I have used a variety of techniques (both traditional and modern) to create an interlocking set of fictional worlds that exist according to an ill-defined hierarchy. I want to suggest that maybe this expanding set of parentheses goes beyond us, that the top level is beyond our understanding. And that any proclamations to the contrary should be met with the gently amused contempt they deserve.

Eddie Camm

The Tale of Thomas Dudley

The story is set in Treverro, a fictional fishing village in Cornwall during the late 18th Century. Edward Dalton is an artist/ writer who finds a letter addressed to Thomas Dudley, Customs Officer and previous occupant. Intrigued by the architecture, local legends and other hidden letters, Dalton soon discovers the village is holding a secret.

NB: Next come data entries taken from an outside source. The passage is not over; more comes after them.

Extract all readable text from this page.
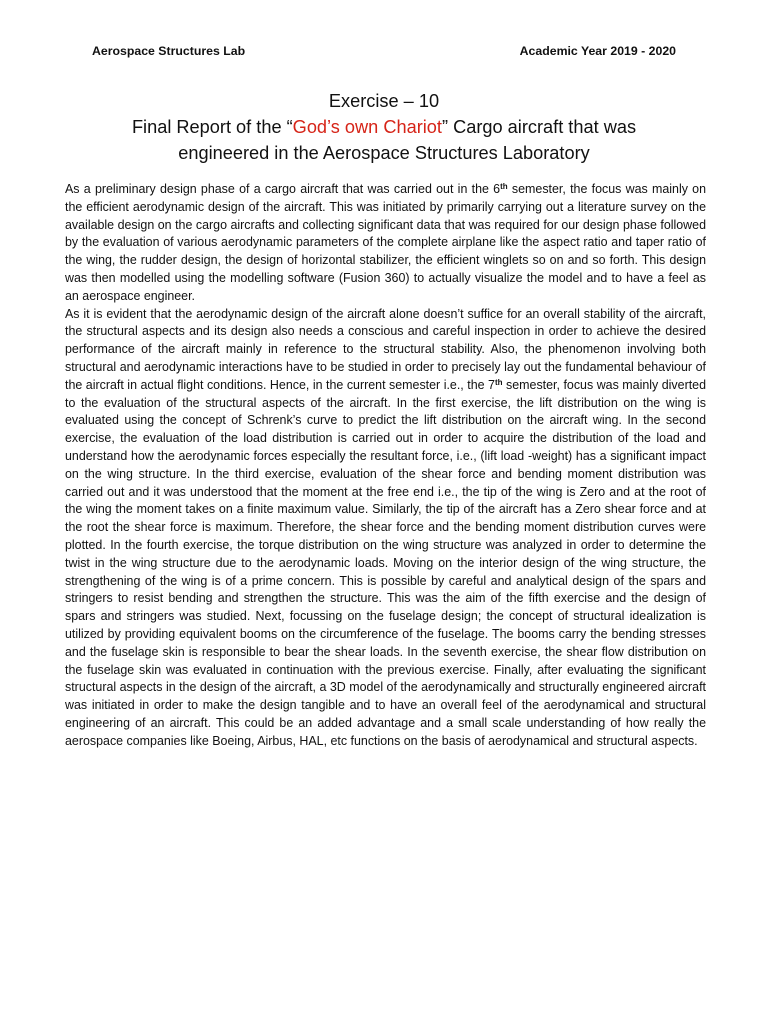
Aerospace Structures Lab	Academic Year 2019 - 2020
Exercise – 10
Final Report of the “God’s own Chariot” Cargo aircraft that was
engineered in the Aerospace Structures Laboratory

As a preliminary design phase of a cargo aircraft that was carried out in the 6th semester, the focus was mainly on the efficient aerodynamic design of the aircraft. This was initiated by primarily carrying out a literature survey on the available design on the cargo aircrafts and collecting significant data that was required for our design phase followed by the evaluation of various aerodynamic parameters of the complete airplane like the aspect ratio and taper ratio of the wing, the rudder design, the design of horizontal stabilizer, the efficient winglets so on and so forth. This design was then modelled using the modelling software (Fusion 360) to actually visualize the model and to have a feel as an aerospace engineer.

As it is evident that the aerodynamic design of the aircraft alone doesn’t suffice for an overall stability of the aircraft, the structural aspects and its design also needs a conscious and careful inspection in order to achieve the desired performance of the aircraft mainly in reference to the structural stability. Also, the phenomenon involving both structural and aerodynamic interactions have to be studied in order to precisely lay out the fundamental behaviour of the aircraft in actual flight conditions. Hence, in the current semester i.e., the 7th semester, focus was mainly diverted to the evaluation of the structural aspects of the aircraft. In the first exercise, the lift distribution on the wing is evaluated using the concept of Schrenk’s curve to predict the lift distribution on the aircraft wing. In the second exercise, the evaluation of the load distribution is carried out in order to acquire the distribution of the load and understand how the aerodynamic forces especially the resultant force, i.e., (lift load -weight) has a significant impact on the wing structure. In the third exercise, evaluation of the shear force and bending moment distribution was carried out and it was understood that the moment at the free end i.e., the tip of the wing is Zero and at the root of the wing the moment takes on a finite maximum value. Similarly, the tip of the aircraft has a Zero shear force and at the root the shear force is maximum. Therefore, the shear force and the bending moment distribution curves were plotted. In the fourth exercise, the torque distribution on the wing structure was analyzed in order to determine the twist in the wing structure due to the aerodynamic loads. Moving on the interior design of the wing structure, the strengthening of the wing is of a prime concern. This is possible by careful and analytical design of the spars and stringers to resist bending and strengthen the structure. This was the aim of the fifth exercise and the design of spars and stringers was studied. Next, focussing on the fuselage design; the concept of structural idealization is utilized by providing equivalent booms on the circumference of the fuselage. The booms carry the bending stresses and the fuselage skin is responsible to bear the shear loads. In the seventh exercise, the shear flow distribution on the fuselage skin was evaluated in continuation with the previous exercise. Finally, after evaluating the significant structural aspects in the design of the aircraft, a 3D model of the aerodynamically and structurally engineered aircraft was initiated in order to make the design tangible and to have an overall feel of the aerodynamical and structural engineering of an aircraft. This could be an added advantage and a small scale understanding of how really the aerospace companies like Boeing, Airbus, HAL, etc functions on the basis of aerodynamical and structural aspects.
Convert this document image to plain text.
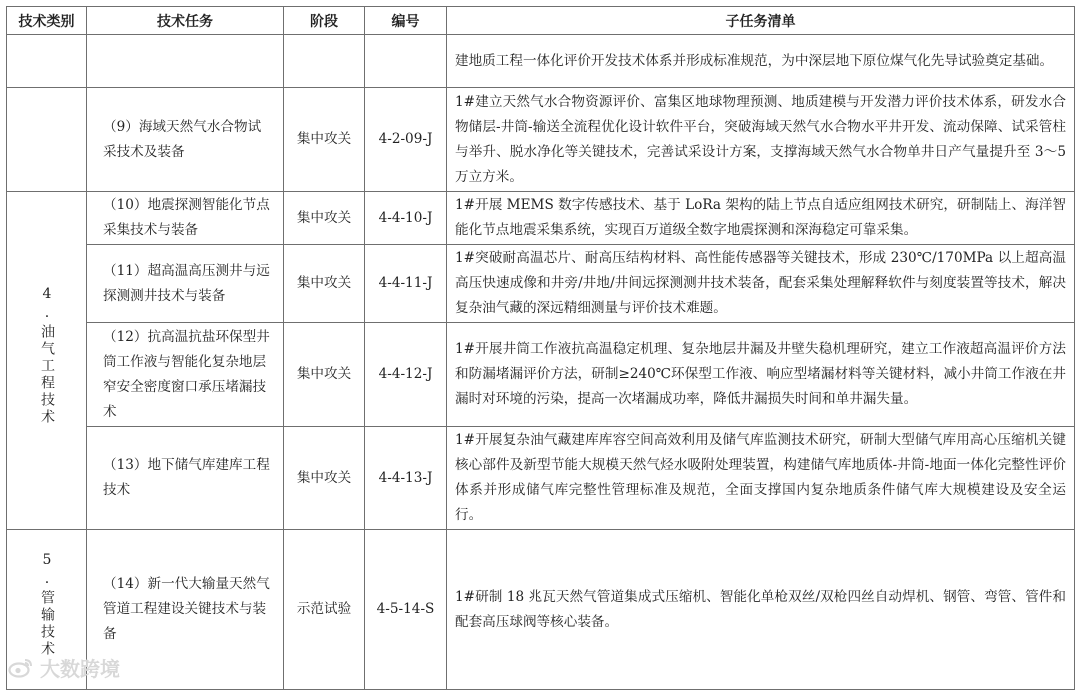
技术类别	技术任务	阶段	编号	子任务清单
				建地质工程一体化评价开发技术体系并形成标准规范，为中深层地下原位煤气化先导试验奠定基础。
	（9）海域天然气水合物试采技术及装备	集中攻关	4-2-09-J	1#建立天然气水合物资源评价、富集区地球物理预测、地质建模与开发潜力评价技术体系，研发水合物储层-井筒-输送全流程优化设计软件平台，突破海域天然气水合物水平井开发、流动保障、试采管柱与举升、脱水净化等关键技术，完善试采设计方案，支撑海域天然气水合物单井日产气量提升至 3～5 万立方米。
4.油气工程技术	（10）地震探测智能化节点采集技术与装备	集中攻关	4-4-10-J	1#开展 MEMS 数字传感技术、基于 LoRa 架构的陆上节点自适应组网技术研究，研制陆上、海洋智能化节点地震采集系统，实现百万道级全数字地震探测和深海稳定可靠采集。
	（11）超高温高压测井与远探测测井技术与装备	集中攻关	4-4-11-J	1#突破耐高温芯片、耐高压结构材料、高性能传感器等关键技术，形成 230℃/170MPa 以上超高温高压快速成像和井旁/井地/井间远探测测井技术装备，配套采集处理解释软件与刻度装置等技术，解决复杂油气藏的深远精细测量与评价技术难题。
	（12）抗高温抗盐环保型井筒工作液与智能化复杂地层窄安全密度窗口承压堵漏技术	集中攻关	4-4-12-J	1#开展井筒工作液抗高温稳定机理、复杂地层井漏及井壁失稳机理研究，建立工作液超高温评价方法和防漏堵漏评价方法，研制≥240℃环保型工作液、响应型堵漏材料等关键材料，减小井筒工作液在井漏时对环境的污染，提高一次堵漏成功率，降低井漏损失时间和单井漏失量。
	（13）地下储气库建库工程技术	集中攻关	4-4-13-J	1#开展复杂油气藏建库库容空间高效利用及储气库监测技术研究，研制大型储气库用高心压缩机关键核心部件及新型节能大规模天然气烃水吸附处理装置，构建储气库地质体-井筒-地面一体化完整性评价体系并形成储气库完整性管理标准及规范，全面支撑国内复杂地质条件储气库大规模建设及安全运行。
5.管输技术	（14）新一代大输量天然气管道工程建设关键技术与装备	示范试验	4-5-14-S	1#研制 18 兆瓦天然气管道集成式压缩机、智能化单枪双丝/双枪四丝自动焊机、钢管、弯管、管件和配套高压球阀等核心装备。
大数跨境
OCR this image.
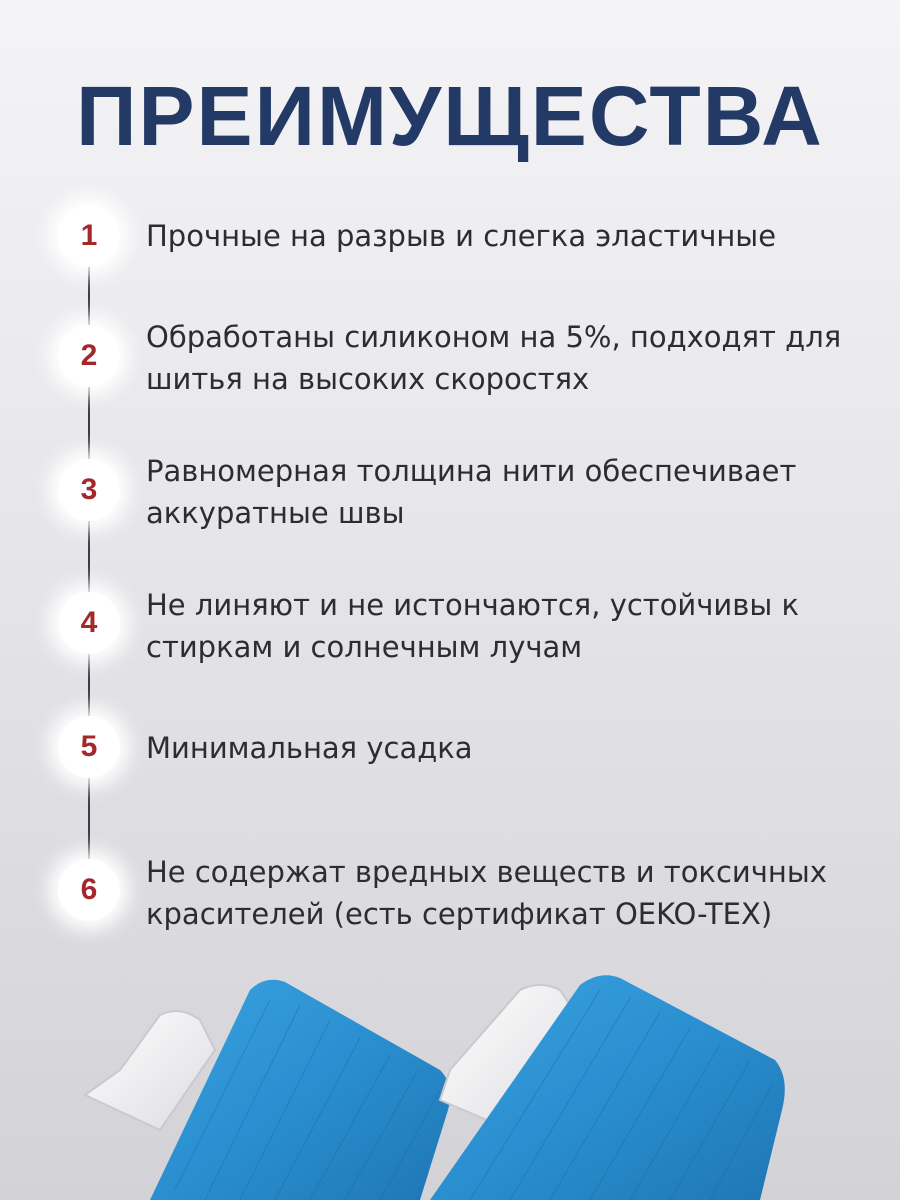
ПРЕИМУЩЕСТВА
1	Прочные на разрыв и слегка эластичные
2
Обработаны силиконом на 5%, подходят для шитья на высоких скоростях
3
Равномерная толщина нити обеспечивает аккуратные швы
4
Не линяют и не истончаются, устойчивы к стиркам и солнечным лучам
5	Минимальная усадка
6
Не содержат вредных веществ и токсичных красителей (есть сертификат OEKO-TEX)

My practice explores the idea of immersive narrative environments by combining 2D visual language and text into handmade 3D models. I am working to the concept of deception, where narrative triggers embedded in the illustrations, text and model reveal the secrets of Thomas Dudley. The story is non linear and the audience can ‘walk’ freely around the environment. The model holds a level of interaction in which the audience can pull out walls, lift rooftops and open pieces of furniture to find narrative clues.

I have a passion for history and period architecture and although this story is fictional, through extensive research I have tried to make it as authentic to the period as possible. The piece is a concept idea for interactive narrative and I can see it working well within an exhibition space for local museums and heritage industries. I plan to further develop the narrative story after the MA course.

Eddie Camm

Rebecca K Jones

My work is motivated by storytelling and characterisation. Part of this is expressing journey, experience and individual character traits. I enjoy exploring the contrast between the everyday with the imaginary and fictitious. In my narratives I incorporate elements of the everyday to express a familiar world within which the fantastical is possible. Sometimes, I find this spills into the humorous.

Throughout this book, I try to speak about how our minds work and what we perceive.  By trying to pin down how thought and imaginary experience occurs, I hope to create new realities on paper. With my drawings and narratives I want to suggest not just what is seen, but also imply the world of the unseen.

I am inspired by the scope for variation that has occurred in recent years for the graphic novel. In the age of Authorial Illustration, it is inspiring to know that our reading material is becoming ever more varied, and I want to make sure that my work is a part of this diversity.


Rebecca K Jones

John Kilburn

‘He was as tall as a 6 foot 3 inch tree’ – Jack Bross.

 John spends a great deal of time worrying about consciousness, the absurd and why we seem to find it all so funny. The rest of the time he spends drawing pictures, cutting things out and sticking things together. Occasionally he does all of these things at the same time, which makes him laugh, almost uncontrollably and sometimes for several hours.

John finds it useful to engage with formal practice and structures such as typography, screen printing, paper engineering and prose as these create a playground for his expressive and cartoonish tendencies whilst preventing them from running wild and possibly getting into trouble. In the event that these tendencies do escape it can be a long and tedious expedition to get them all back in the pen with the door firmly shut.